今回の孤独死の発見が遅れた原因も、ワーカーの配置が少なすぎるためです。市民の命の尊厳が守られる体制を構築していかなければなりません。

 常光寺改良住宅の建て替えについては、地元に残りたい方は、別の市営住宅を斡旋する事とのことですが、私は、建て替えは自治会と合意のもとに進めることを改めて強く求めておきます。建て替えは、引き続き近くの常光寺北、常光寺第2改良が計画されています。その建て替えと杭瀬保育所建設を含め、一体で早急に検討すべきではないでしょうか。

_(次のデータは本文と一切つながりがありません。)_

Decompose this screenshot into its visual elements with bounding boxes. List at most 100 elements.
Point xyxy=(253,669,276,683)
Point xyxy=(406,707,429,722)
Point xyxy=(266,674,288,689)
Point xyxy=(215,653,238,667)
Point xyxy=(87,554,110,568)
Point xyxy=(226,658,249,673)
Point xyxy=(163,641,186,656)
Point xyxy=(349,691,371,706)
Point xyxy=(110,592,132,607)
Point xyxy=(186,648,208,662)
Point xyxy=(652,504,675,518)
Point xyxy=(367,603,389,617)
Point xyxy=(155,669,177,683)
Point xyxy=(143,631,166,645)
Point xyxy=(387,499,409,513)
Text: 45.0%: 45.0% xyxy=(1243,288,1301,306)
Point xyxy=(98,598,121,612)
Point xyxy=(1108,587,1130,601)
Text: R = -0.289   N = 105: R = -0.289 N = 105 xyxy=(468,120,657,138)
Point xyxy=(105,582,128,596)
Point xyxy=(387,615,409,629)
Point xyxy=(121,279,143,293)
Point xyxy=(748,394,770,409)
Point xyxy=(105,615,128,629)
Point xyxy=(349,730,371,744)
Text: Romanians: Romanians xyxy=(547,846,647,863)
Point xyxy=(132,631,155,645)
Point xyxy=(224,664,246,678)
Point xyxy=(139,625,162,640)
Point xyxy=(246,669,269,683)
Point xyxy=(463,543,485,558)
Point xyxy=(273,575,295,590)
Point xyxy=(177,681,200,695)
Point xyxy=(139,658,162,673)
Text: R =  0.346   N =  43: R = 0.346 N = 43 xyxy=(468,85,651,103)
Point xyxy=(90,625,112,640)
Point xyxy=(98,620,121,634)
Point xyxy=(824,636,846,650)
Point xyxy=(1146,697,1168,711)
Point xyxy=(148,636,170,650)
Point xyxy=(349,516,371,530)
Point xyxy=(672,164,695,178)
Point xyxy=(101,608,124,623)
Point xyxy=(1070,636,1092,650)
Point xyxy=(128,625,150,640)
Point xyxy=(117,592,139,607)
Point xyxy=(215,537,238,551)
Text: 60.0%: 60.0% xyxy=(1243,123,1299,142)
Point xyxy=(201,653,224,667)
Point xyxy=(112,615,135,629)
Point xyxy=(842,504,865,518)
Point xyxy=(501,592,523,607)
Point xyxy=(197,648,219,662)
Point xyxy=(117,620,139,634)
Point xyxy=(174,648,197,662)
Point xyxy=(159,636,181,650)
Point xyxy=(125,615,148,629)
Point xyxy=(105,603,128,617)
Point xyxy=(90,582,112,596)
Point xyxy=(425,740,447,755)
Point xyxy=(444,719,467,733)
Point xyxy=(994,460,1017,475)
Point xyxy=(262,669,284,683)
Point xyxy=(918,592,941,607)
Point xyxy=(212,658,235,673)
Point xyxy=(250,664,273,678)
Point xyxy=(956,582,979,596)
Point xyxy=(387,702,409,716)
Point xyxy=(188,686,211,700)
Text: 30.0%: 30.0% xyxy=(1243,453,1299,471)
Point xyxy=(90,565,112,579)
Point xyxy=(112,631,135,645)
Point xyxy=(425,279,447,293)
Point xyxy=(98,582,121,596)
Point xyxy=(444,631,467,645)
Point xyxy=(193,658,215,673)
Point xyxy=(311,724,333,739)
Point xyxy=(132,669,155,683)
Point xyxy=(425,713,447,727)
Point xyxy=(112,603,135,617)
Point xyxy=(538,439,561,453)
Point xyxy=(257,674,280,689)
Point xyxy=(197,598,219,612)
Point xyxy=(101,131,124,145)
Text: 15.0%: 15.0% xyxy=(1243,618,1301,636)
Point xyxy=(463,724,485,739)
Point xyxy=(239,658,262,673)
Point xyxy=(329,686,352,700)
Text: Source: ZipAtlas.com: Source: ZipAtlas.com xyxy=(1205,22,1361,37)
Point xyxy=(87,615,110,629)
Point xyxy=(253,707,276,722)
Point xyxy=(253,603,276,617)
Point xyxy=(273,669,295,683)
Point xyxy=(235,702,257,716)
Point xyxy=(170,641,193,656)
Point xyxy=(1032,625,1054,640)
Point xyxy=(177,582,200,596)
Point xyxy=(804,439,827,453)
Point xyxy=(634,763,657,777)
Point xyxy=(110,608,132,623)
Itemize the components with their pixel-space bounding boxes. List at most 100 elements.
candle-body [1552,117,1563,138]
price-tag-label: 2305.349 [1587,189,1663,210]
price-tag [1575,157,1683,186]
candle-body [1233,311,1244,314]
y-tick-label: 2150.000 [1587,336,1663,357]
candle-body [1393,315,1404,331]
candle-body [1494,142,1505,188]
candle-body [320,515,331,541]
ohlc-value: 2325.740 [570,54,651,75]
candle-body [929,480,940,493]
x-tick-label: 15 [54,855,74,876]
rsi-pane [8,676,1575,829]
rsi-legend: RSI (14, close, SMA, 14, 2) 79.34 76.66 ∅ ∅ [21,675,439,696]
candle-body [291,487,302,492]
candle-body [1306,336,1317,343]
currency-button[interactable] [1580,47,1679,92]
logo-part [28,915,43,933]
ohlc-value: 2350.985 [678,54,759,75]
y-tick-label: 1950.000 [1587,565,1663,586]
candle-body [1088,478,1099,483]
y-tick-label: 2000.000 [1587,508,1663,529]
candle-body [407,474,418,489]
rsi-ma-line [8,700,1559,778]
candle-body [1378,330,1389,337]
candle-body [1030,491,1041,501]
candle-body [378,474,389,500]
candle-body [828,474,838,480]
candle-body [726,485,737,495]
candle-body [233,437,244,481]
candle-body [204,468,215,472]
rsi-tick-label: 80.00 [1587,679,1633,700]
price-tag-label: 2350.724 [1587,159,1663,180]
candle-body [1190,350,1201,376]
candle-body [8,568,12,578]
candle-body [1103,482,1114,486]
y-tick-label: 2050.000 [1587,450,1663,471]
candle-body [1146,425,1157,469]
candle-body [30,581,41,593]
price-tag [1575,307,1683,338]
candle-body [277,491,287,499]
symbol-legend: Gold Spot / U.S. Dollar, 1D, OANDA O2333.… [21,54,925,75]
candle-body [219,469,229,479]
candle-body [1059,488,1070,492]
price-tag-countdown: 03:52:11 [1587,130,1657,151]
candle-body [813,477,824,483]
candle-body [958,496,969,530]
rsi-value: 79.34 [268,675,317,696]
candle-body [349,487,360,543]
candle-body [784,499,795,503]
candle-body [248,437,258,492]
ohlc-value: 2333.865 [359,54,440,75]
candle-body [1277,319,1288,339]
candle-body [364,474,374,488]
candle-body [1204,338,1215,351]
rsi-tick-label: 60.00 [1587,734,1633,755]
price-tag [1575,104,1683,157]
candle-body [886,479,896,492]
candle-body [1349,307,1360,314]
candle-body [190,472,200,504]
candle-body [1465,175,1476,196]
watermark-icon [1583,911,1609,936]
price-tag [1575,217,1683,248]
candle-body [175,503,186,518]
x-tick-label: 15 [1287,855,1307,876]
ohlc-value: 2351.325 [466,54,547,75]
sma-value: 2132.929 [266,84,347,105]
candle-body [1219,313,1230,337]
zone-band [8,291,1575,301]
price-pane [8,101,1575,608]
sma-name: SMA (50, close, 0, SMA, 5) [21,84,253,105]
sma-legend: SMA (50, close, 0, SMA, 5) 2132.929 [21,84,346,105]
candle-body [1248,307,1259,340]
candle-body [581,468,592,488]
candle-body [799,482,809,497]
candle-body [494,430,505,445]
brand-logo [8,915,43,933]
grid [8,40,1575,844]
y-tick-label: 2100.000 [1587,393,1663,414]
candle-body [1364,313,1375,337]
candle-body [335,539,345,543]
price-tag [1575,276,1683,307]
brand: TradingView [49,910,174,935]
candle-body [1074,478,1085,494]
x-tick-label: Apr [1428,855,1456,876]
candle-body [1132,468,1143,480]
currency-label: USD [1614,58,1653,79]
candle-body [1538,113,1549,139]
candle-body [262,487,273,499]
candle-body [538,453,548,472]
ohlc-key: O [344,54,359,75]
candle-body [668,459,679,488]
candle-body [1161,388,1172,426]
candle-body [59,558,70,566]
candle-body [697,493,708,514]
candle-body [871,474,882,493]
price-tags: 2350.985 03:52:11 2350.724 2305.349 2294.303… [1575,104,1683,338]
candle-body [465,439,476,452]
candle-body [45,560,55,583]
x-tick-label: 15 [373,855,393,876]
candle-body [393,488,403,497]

 尼崎総合医療センター経由のバス路線についてですが、地域の基幹病院への通院の足の確保は重要です。阪急園田駅北始発の22系統は、7時台、8時台にそれぞれ2便ずつあります。そのうちの1つを総合医療センター経由にすれば、通勤客への影響も最少に防げるのではないでしょうか、市民の要望に合わせたバス路線の変更を、阪神バスに強く求めるべきです。

  国の自治体戦略2040構想については、日本弁護士連合会が、憲法上の保障である地方自治の本旨との関係で、看過(かんか)できない問題であると、国に意見書を上げています。

また雑誌「ガバナンス」2018年9月号の特集「基礎自治体の行方」において片山元総務相をはじめとするすべての寄稿者も厳しく批判しています。

 しかし、第5次総合計画の点検結果は、国の2040構想で示されている文章そのものが、随所に盛り込まれているわけです。市長はこの問題について、昨年の市長の答弁で市民や議会に意見を聞いていくと述べられていますが、そうであれば総合計画点検結果からは2040構想に関する文章を削除すべきではないでしょうか。

 

  以上で、私のすべての質問を終わります。ご清聴ありがとうございました。